According to the report, 49 percent of survey respondents who reported receiving one vaccine had also received the other. Eleven percent of those surveyed said they had received only a pneumococcal vaccination, and 15 percent reported a recent flu shot but no pneumococcal vaccine. Twenty-five percent of the survey respondents had not received either vaccine.

BRFSS data indicate that influenza vaccination reached a plateau in 1999 and then fell slightly through 2001, a phenomenon that CDC attributed, in part, to the vaccine supply problems of the past two years.

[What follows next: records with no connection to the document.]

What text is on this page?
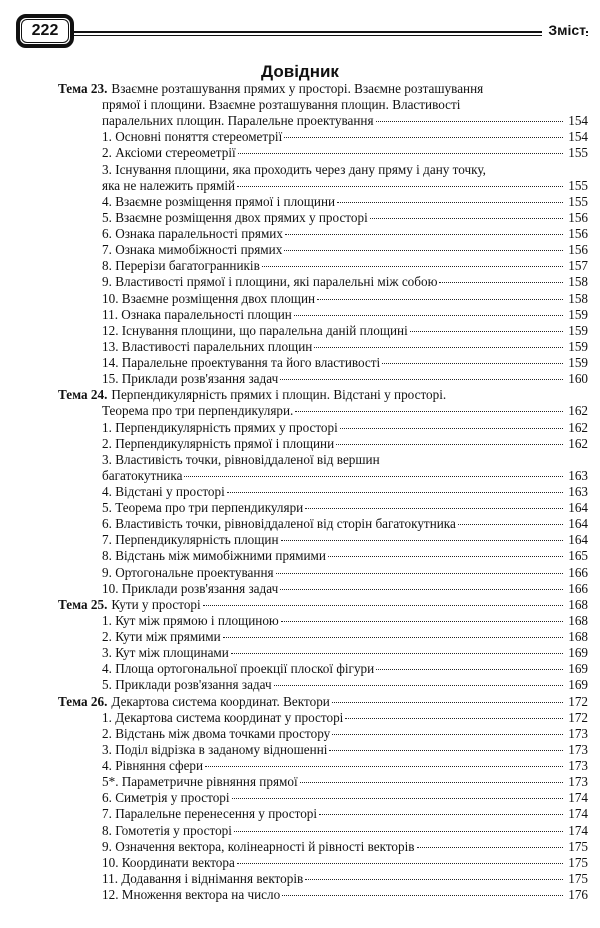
222	Зміст
Довідник
Тема 23. Взаємне розташування прямих у просторі. Взаємне розташування
прямої і площини. Взаємне розташування площин. Властивості
паралельних площин. Паралельне проектування	154
1. Основні поняття стереометрії	154
2. Аксіоми стереометрії	155
3. Існування площини, яка проходить через дану пряму і дану точку,
яка не належить прямій	155
4. Взаємне розміщення прямої і площини	155
5. Взаємне розміщення двох прямих у просторі	156
6. Ознака паралельності прямих	156
7. Ознака мимобіжності прямих	156
8. Перерізи багатогранників	157
9. Властивості прямої і площини, які паралельні між собою	158
10. Взаємне розміщення двох площин	158
11. Ознака паралельності площин	159
12. Існування площини, що паралельна даній площині	159
13. Властивості паралельних площин	159
14. Паралельне проектування та його властивості	159
15. Приклади розв'язання задач	160
Тема 24. Перпендикулярність прямих і площин. Відстані у просторі.
Теорема про три перпендикуляри.	162
1. Перпендикулярність прямих у просторі	162
2. Перпендикулярність прямої і площини	162
3. Властивість точки, рівновіддаленої від вершин
багатокутника	163
4. Відстані у просторі	163
5. Теорема про три перпендикуляри	164
6. Властивість точки, рівновіддаленої від сторін багатокутника	164
7. Перпендикулярність площин	164
8. Відстань між мимобіжними прямими	165
9. Ортогональне проектування	166
10. Приклади розв'язання задач	166
Тема 25. Кути у просторі	168
1. Кут між прямою і площиною	168
2. Кути між прямими	168
3. Кут між площинами	169
4. Площа ортогональної проекції плоскої фігури	169
5. Приклади розв'язання задач	169
Тема 26. Декартова система координат. Вектори	172
1. Декартова система координат у просторі	172
2. Відстань між двома точками простору	173
3. Поділ відрізка в заданому відношенні	173
4. Рівняння сфери	173
5*. Параметричне рівняння прямої	173
6. Симетрія у просторі	174
7. Паралельне перенесення у просторі	174
8. Гомотетія у просторі	174
9. Означення вектора, колінеарності й рівності векторів	175
10. Координати вектора	175
11. Додавання і віднімання векторів	175
12. Множення вектора на число	176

"We must expand our efforts to improve vaccination rates if we hope to reach our national health objectives of 90 percent coverage for these two vaccines in elderly Americans by the year 2010," said Jim Singleton, an adult immunization expert from CDC's National Immunization Program, during a Nov. 14 media briefing.

"Health care providers should offer pneumococcal vaccine throughout the year at every opportunity and should continue to offer influenza vaccine during December and throughout the flu season, even after flu activity has been documented in the community," he said.

This support led to the development, a year ago, of a collaborative practice agreement between the pharmacists and the physicians. Through the agreement, a pharmacist assesses a patient's influenza and pneumococcal vaccination status at admission and offers to have a nurse administer the vaccine unless it is contraindicated. Robke said the agreement automatically applies to physicians who practice at the hospital. Few physicians, she said, requested exclusion from the agreement.

Since the collaborative practice agreement took effect, Robke said, the hospital's pneumococcal vaccination rate for adult patients with community-acquired pneumonia has approached 90 percent. Influenza vaccination rates are also on the rise.

"We vaccinated about 400 inpatients during flu season last year, and that was with a two-week interruption in our [influenza] vaccine supply ... at the end of October," she said.

This October alone, Robke said, the hospital has administered about 250 flu shots and 70 pneumococcal vaccine doses to elderly inpatients and younger patients who are at risk for complications from influenza or pneumonia.

"We're getting to the Healthy People 2010" goal, she said, "and that has a lot to do with the collaborative practice agreement."

The recent CMS-sponsored study similarly noted that "standing orders programs that authorize nurses or pharmacists to administer vaccinations according to an institution- or physician-approved protocol" seem to produce the highest inpatient vaccination rates. In support of this finding, CMS on Oct. 2 issued a final rule in the Federal Register (PDF) that lifted the requirement for physicians to order pneumococcal and influenza vaccination of Medicare and Medicaid beneficiaries in hospitals or long-term care facilities or under the care of home health agencies. The rule paves the way for health care providers other than physicians to administer the vaccines through the use of a standing-order protocol in states that allow this mechanism.

According to the final rule, "none of the successful [vaccination] programs described thus far in the literature has depended on active physician participation. Instead, nurses or pharmacists have been responsible for their implementation."

Robke said she is convinced that the participation of pharmacists greatly added to the success of the vaccination program at St. Luke's.

"Pharmacists are ideally suited to do this," she said, adding that the public has many misconceptions about vaccines. "We're in the position to educate people so that they know the true risks and benefits" of vaccination.

Robke noted that many patients say the inpatient vaccination program eases their worry about finding a way to obtain a pneumococcal or flu shot. The program can also provide personal satisfaction for pharmacists.

"One of the things I love about doing this is that it gets you into the patient's room," Robke said. "You get some face-to-face exposure." Patients, she said, "realize that they have a pharmacist looking out for them."